Nicola Piscopo, testo critico di Jacopo Volpi
KRAMPFANFALLE – NICOLA PISCOPO
La rifinitura degli ombratili contorni digrada gli occhi arguti delle maschere biancastre che, oniricamente suggellate dall’enfiatura della pennellata, smuovono solennemente l’intero dipinto con inumano vigore; l’inumano, appunto, che erge egemonico tramite le strozzature d’intagli di faringi, di trachee, di esofagi, esimie componenti fra i volti ghignanti, tralucenti d’un candore quasi sub-emisferico, semi-periferico, disgiunte dall’asciuttezza dei giorni di quiete o, ancor meglio, baluginanti in un senso di non-vitale pienezza tumefatto dall’imposizione logica della tela.
Un continuo sviscerare, quindi, i monitoraggi del nostro essere così fin troppo domato, sì massimamente mercificato da un soverchio di inibite passioni, riesce a dar vita ad un corteggio di dipinti che dimostrano la fervente priorità di disumanizzare, di abiurare alle competenze delle espressioni del diurno per render, tuttavia, ancor più umane queste urla apocalittiche, questi occhi disadorni d’agghiacciante apatia, codesti intricamenti di membra primigenie avvolte da un glabro mescolio d’ossa, pastose in un cereo melmoso velato dall’oscuro sipario della tela.
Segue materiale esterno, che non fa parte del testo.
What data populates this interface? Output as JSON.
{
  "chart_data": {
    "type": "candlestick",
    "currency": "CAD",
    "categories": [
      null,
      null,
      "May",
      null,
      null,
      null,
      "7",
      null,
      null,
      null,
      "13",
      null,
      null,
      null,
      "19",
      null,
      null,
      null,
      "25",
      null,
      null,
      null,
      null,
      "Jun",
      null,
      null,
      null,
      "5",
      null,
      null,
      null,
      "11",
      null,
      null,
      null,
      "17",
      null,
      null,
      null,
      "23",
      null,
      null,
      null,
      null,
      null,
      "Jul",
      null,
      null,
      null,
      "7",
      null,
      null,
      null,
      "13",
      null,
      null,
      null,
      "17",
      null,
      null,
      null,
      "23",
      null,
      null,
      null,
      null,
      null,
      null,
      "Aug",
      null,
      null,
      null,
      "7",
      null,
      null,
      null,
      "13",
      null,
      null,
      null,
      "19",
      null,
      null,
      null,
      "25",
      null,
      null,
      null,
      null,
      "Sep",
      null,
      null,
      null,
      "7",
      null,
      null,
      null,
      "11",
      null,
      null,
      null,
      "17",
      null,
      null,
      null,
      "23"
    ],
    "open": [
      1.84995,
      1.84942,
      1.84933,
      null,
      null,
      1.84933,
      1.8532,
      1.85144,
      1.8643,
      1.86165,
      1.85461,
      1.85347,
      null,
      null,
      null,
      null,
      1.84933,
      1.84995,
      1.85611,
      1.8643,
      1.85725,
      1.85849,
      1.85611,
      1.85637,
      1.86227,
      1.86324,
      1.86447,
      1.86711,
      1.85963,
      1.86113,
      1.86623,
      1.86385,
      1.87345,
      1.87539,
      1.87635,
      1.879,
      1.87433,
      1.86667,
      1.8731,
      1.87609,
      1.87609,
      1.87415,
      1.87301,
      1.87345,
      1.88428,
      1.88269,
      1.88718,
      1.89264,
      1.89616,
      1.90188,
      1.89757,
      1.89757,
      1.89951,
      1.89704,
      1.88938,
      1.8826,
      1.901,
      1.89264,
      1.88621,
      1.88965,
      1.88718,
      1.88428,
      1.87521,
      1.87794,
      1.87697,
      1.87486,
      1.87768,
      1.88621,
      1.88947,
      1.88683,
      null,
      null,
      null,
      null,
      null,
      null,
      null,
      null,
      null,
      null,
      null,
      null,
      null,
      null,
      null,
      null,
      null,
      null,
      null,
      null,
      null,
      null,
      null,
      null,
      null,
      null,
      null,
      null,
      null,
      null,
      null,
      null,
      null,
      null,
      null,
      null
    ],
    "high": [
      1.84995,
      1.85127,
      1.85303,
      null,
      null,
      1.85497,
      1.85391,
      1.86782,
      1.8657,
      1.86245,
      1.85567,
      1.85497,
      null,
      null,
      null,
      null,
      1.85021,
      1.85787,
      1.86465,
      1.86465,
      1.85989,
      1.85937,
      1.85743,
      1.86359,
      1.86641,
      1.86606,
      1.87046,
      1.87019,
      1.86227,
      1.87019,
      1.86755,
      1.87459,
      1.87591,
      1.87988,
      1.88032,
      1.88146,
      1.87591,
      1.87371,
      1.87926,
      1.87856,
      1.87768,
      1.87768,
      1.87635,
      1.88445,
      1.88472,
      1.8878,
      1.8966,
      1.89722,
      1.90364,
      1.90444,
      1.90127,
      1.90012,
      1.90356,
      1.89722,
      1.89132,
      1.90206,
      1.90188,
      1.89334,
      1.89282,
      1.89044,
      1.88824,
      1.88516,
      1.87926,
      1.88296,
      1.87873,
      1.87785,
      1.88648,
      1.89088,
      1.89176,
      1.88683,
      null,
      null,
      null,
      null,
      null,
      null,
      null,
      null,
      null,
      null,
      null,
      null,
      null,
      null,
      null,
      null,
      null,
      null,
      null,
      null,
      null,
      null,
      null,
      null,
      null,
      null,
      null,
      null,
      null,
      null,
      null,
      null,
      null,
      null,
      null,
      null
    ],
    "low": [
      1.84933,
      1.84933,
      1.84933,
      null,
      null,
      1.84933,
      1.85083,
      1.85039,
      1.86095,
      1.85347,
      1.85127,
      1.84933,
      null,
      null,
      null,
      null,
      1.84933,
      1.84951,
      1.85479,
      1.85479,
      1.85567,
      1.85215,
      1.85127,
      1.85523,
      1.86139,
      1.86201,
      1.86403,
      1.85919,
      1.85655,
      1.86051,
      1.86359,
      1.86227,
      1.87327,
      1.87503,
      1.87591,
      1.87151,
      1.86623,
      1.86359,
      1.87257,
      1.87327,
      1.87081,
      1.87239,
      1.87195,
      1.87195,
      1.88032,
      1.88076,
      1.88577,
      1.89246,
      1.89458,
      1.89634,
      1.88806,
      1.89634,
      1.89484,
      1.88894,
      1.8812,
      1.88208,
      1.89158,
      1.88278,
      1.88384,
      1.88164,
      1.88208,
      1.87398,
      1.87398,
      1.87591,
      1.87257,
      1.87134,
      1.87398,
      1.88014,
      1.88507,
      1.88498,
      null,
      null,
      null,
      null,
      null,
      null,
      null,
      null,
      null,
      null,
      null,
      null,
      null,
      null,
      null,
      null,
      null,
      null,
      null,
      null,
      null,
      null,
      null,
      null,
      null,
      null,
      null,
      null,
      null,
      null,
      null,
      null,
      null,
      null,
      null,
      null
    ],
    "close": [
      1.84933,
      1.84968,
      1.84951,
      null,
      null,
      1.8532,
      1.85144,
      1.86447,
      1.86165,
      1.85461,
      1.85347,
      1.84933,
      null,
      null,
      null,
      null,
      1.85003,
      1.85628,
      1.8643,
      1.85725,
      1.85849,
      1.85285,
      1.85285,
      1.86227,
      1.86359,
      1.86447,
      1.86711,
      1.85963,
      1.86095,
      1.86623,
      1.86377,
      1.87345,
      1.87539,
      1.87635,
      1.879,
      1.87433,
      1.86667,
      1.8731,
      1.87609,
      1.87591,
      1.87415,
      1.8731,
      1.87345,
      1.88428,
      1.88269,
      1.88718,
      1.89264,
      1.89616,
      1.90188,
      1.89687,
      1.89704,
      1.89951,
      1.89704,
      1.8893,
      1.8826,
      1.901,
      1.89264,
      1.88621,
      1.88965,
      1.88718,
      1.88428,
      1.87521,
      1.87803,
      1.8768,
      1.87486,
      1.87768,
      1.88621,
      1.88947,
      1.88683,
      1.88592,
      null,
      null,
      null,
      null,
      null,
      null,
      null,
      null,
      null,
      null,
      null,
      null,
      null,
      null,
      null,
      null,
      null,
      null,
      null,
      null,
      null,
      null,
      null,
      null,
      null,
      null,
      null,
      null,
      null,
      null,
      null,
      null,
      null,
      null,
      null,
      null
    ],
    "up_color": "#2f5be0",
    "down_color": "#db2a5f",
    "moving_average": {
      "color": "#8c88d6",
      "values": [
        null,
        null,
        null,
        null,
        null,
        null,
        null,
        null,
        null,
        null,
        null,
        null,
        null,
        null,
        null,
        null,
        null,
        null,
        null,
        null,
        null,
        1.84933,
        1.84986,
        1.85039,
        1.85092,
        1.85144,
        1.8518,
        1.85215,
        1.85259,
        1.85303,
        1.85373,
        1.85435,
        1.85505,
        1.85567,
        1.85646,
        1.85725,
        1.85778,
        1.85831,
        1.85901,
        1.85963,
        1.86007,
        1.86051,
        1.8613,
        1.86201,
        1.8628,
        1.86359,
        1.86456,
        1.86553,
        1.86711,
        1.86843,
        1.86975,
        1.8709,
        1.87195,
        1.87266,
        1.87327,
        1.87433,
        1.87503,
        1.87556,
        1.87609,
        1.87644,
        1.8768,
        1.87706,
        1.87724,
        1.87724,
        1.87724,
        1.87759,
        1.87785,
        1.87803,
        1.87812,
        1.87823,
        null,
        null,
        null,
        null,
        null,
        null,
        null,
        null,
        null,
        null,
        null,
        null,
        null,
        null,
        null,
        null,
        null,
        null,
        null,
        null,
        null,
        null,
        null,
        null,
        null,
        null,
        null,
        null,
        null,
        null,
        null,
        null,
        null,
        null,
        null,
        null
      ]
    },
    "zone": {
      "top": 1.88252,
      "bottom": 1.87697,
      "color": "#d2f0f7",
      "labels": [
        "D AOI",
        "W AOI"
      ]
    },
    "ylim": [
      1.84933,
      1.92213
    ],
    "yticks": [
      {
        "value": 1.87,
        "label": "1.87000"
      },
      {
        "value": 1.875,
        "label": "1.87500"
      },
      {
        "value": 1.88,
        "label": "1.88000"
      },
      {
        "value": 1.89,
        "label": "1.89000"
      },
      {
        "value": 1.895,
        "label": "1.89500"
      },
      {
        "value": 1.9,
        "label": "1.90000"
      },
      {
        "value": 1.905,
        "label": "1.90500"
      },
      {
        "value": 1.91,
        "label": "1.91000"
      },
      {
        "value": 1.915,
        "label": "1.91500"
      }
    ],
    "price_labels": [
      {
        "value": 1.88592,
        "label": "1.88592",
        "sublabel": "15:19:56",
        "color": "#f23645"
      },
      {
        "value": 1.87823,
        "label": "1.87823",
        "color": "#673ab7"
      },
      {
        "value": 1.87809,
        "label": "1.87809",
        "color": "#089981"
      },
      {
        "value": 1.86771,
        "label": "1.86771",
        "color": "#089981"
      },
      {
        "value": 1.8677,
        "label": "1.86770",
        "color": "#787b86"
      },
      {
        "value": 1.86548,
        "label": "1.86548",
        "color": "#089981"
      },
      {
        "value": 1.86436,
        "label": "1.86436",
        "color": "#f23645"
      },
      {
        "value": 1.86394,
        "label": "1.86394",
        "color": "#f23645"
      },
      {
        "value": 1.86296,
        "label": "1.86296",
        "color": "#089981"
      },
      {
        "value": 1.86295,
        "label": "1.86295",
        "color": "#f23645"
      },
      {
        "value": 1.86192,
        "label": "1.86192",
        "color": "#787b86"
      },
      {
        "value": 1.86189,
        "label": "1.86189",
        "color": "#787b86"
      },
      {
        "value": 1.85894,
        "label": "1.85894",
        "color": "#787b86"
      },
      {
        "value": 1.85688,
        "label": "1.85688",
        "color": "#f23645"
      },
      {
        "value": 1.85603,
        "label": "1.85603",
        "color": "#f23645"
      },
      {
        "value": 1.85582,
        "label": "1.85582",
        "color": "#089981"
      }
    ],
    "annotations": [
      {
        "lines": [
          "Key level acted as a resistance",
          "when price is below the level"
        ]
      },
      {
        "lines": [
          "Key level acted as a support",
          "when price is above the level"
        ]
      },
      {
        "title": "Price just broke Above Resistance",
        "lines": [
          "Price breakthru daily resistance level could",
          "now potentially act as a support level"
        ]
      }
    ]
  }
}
Le tele, difatti, si confermano, in serie ripetute, color corvino, esasperando sempre più il contrasto tra “quella” realtà e “questa” realtà: quella dell’altro, del fuori, del mondo esterno nei confronti del quale sembrano puranco rivolgersi, quantunque con un annebbiato sussurro, gli strepiti delle figure deformate; e questa realtà, quella dell’individuo, ch’esso ritrova confrontandosi con se medesimo e con le proprie inevitabili contraddizioni e nei confronti delle quali le sagome semoventi non sembrano che un’ostinata sperimentazione, un immenso e misero atto di rassegnazione dal quale nient’altro deriva che un martellante e reiterato sforzo psico-fisico che assurge, incondizionato, a valor di inesplicabile tentativo.
Se allora, ragion vorrebbe, comprensione istantanea e simulata identificazione con le rivelazioni a cui possiamo prestarci, la gagliardia catartica su cui si dispongono tali trasgressioni minimali che insorgono attraverso formose balbuzie e zirli di silente terrore, suggeriscono un atteggiamento che si dimostri volutamente ottenebrato, opaco, indecifrabile affinché questo esercizio di (ri)scoperta dell’essere possa effettivamente esplicarsi senza repressione alcuna ma, piuttosto, emancipandosi dai limiti preimpostati con cui, volenti o nolenti, dobbiamo continuamente raffrontarci.